一人は、岡村聡氏。平成28年、私の市長就任以来、昨年12月まで井口初代市長時代から通して、在任期間は12年の長きにわたり。職員への口癖は「凡事(ぼんじ)の徹底」。自身の仕事ぶりも全てにおいて手堅く、沈着冷静にして温厚篤実(おんこうとくじつ)。これほど職員から慕われた先輩はいないのではないか、と思います。

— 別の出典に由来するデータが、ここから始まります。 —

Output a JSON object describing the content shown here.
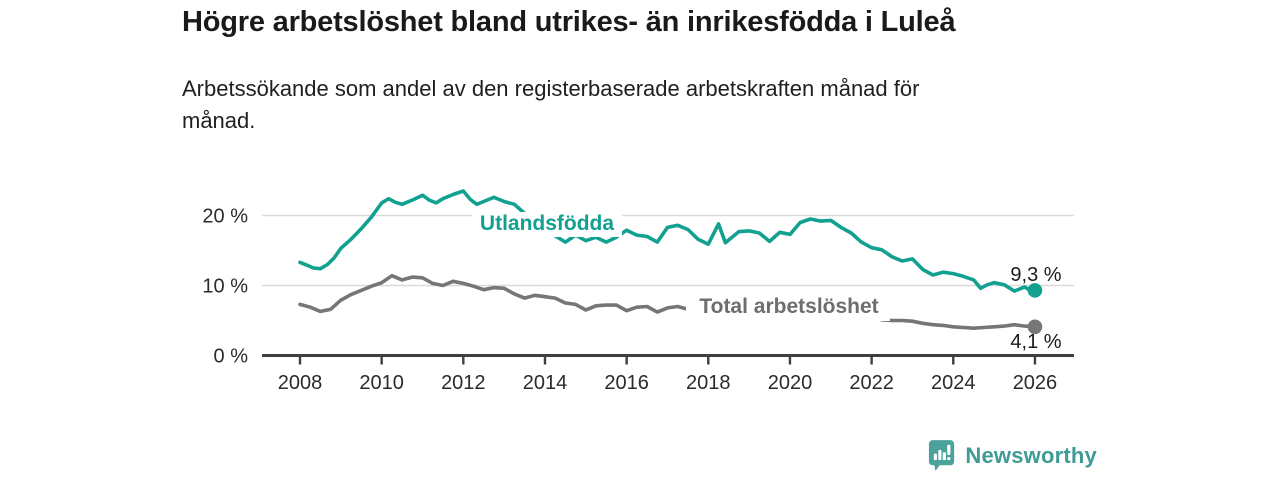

背高く背筋は常に伸び、風貌は戦後史の白洲(しらす)次郎のような端正さ。林市政の最大課題の一つ、混迷した新ごみ処理施設の道がつくまで、と無理を押して共闘(きょうとう)いただきましたが、ついに成った立地集落との建設合意を見届けての円満退職。他市町が羨む名副市長でした。
もう一人は現在、市の病院事業管理者である外山千也氏。就任間もなく、私は「このままでは市の病院事業は立ち行かなくなる」と恐怖感を覚えていました。許容を超えた赤字経営。その改善の前提となる常勤医師の確保問題。ど素人ながら一筋縄にはいかない難題に取り組んでいる中で出会ったのが、全国有数の医療団体の常務だった外山医師でした。なんと前職を投げて当市に。医療改革の旗手として特命副市長に。氏の馬力と陣頭指揮がなければ、あの新型コロナの波を越えるなどできなかったはずで、自治医科大学の寄附講座の実現に続く、多くの医師確保や病院群の再々編は進み、経営は奇跡的な回復に転じています。
そして、今春から着任した二人。南雲貢氏は総括副市長として市政全般を。もう一人の特命副市長として私が招聘(しょうへい)した小髙直弘氏は、名鉄グループ、名鉄観光の特別顧問の職を辞され名古屋から当市に。民間の視点で山積する市政課題に共に立ち向かってもらいます。人生意気に感ず。その共鳴の関係が市政の安定を左右するとまで思う二人の新たな女房役と一心同体で。